Synagogues struggle with security measures following attacks at houses of worship
Rabbi Yonah Bookstein of Los Angeles’ Pico Shul was at home Saturday afternoon, observing the Sabbath, when someone on the synagogue’s security team alerted him about the deadly shooting at the Chabad of Poway.
The synagogue was prepared. After a gunman killed 11 people and wounded seven others at the Tree of Life Synagogue in Pittsburgh last year — one in a string of attacks on houses of worship in the U.S. and abroad — Pico Shul developed extra security measures as a precaution and out of concern about rising incidents of anti-Jewish hate. On Saturday, officials were ready to implement those measures.
“People on our security committee carry cellphones on Sabbath,” Bookstein said. “We have security protocols so that when something happens, we put it into play.”
The attack at the Poway synagogue in San Diego County on Saturday morning killed one woman and injured three others, including the rabbi who was celebrating the last day of Passover with his congregants when a gunman wearing a green military-style vest and armed with a semiautomatic weapon burst in and began shooting. The suspect was later arrested.
Many members of Bookstein’s congregation still hadn’t heard about the shooting until after Shabbat ended, but the synagogue’s additional security measures were already in place when members gathered for prayer. Bookstein said he wasn’t allowed to go into details about what those measures entail.
On Saturday evening, when Bookstein led prayers for the more than 100 congregants who gathered at his shul in West Los Angeles, he was faced with a choice: Tell his congregants that a shooting had happened in San Diego or refrain from that conversation. He decided not to bring it up with his congregants.
“Every rabbi had to decide whether to announce it, and we decided not to announce it publicly,” he said. “We wanted people to find out organically.”
Rabbi Diane Rose of Cool Shul, an LGBTQ and interfaith-friendly shul in a secure office building in Culver City, said the shooting on Saturday reinforced a decision last year not to move her 50-member congregation into a separate building.
“There’s no marking that says ‘Jews are here,’” Rose said of the present location. “In some ways you want to be welcoming, but after the Pittsburgh shooting we decided we didn’t have what it takes to have more security or be able to have armed guards standing at the door.”

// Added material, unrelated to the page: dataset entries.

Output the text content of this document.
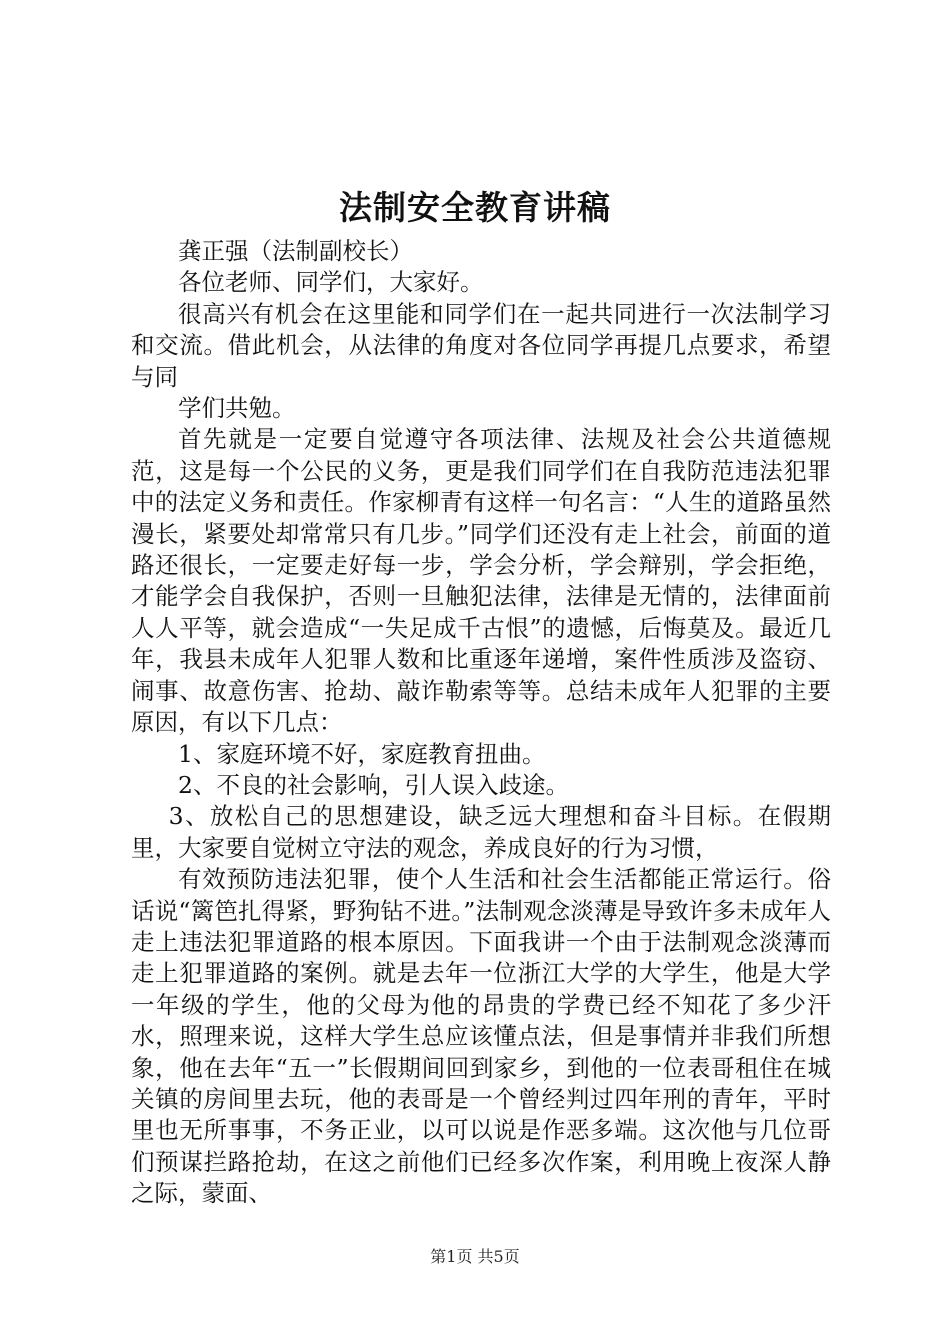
法制安全教育讲稿

龚正强（法制副校长）

各位老师、同学们，大家好。

很高兴有机会在这里能和同学们在一起共同进行一次法制学习和交流。借此机会，从法律的角度对各位同学再提几点要求，希望与同

学们共勉。

首先就是一定要自觉遵守各项法律、法规及社会公共道德规范，这是每一个公民的义务，更是我们同学们在自我防范违法犯罪中的法定义务和责任。作家柳青有这样一句名言：“人生的道路虽然漫长，紧要处却常常只有几步。”同学们还没有走上社会，前面的道路还很长，一定要走好每一步，学会分析，学会辩别，学会拒绝，才能学会自我保护，否则一旦触犯法律，法律是无情的，法律面前人人平等，就会造成“一失足成千古恨”的遗憾，后悔莫及。最近几年，我县未成年人犯罪人数和比重逐年递增，案件性质涉及盗窃、闹事、故意伤害、抢劫、敲诈勒索等等。总结未成年人犯罪的主要原因，有以下几点：

1、家庭环境不好，家庭教育扭曲。

2、不良的社会影响，引人误入歧途。

3、放松自己的思想建设，缺乏远大理想和奋斗目标。在假期里，大家要自觉树立守法的观念，养成良好的行为习惯，

有效预防违法犯罪，使个人生活和社会生活都能正常运行。俗话说“篱笆扎得紧，野狗钻不进。”法制观念淡薄是导致许多未成年人走上违法犯罪道路的根本原因。下面我讲一个由于法制观念淡薄而走上犯罪道路的案例。就是去年一位浙江大学的大学生，他是大学一年级的学生，他的父母为他的昂贵的学费已经不知花了多少汗水，照理来说，这样大学生总应该懂点法，但是事情并非我们所想象，他在去年“五一”长假期间回到家乡，到他的一位表哥租住在城关镇的房间里去玩，他的表哥是一个曾经判过四年刑的青年，平时里也无所事事，不务正业，以可以说是作恶多端。这次他与几位哥们预谋拦路抢劫，在这之前他们已经多次作案，利用晚上夜深人静之际，蒙面、

第1页 共5页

Anti-Semitic incidents around the nation have been increasing since 2013, with the biggest all-time annual jump coming in 2017, when the tally climbed 57% to 1,986, according to the Anti-Defamation League.
The majority of those incidents were harassment, which rose 41% to 1,015 incidents, including 163 bomb threats against Jewish community centers and synagogues. Vandalism rose 86% to 952 cases. The number of physical assaults fell from 36 to 19.
Rabbi Rick Jacobs, president of the New York-based Union for Reform Judaism, the largest branch of Judaism with 900 congregations serving 1.5 million people, said that his congregation has been reviewing security procedures since the Tree of Life shooting six months ago.
“We have been doing everything possible to keep our congregation safe and to be able to welcome people at the same time,” he said. “We also work closely with law enforcement.”
Jacobs said that in addition to training professionals and volunteers at houses of worship, congregants have also been practicing active shooter drills.
“These are not things that people intuitively know how to do,” he said.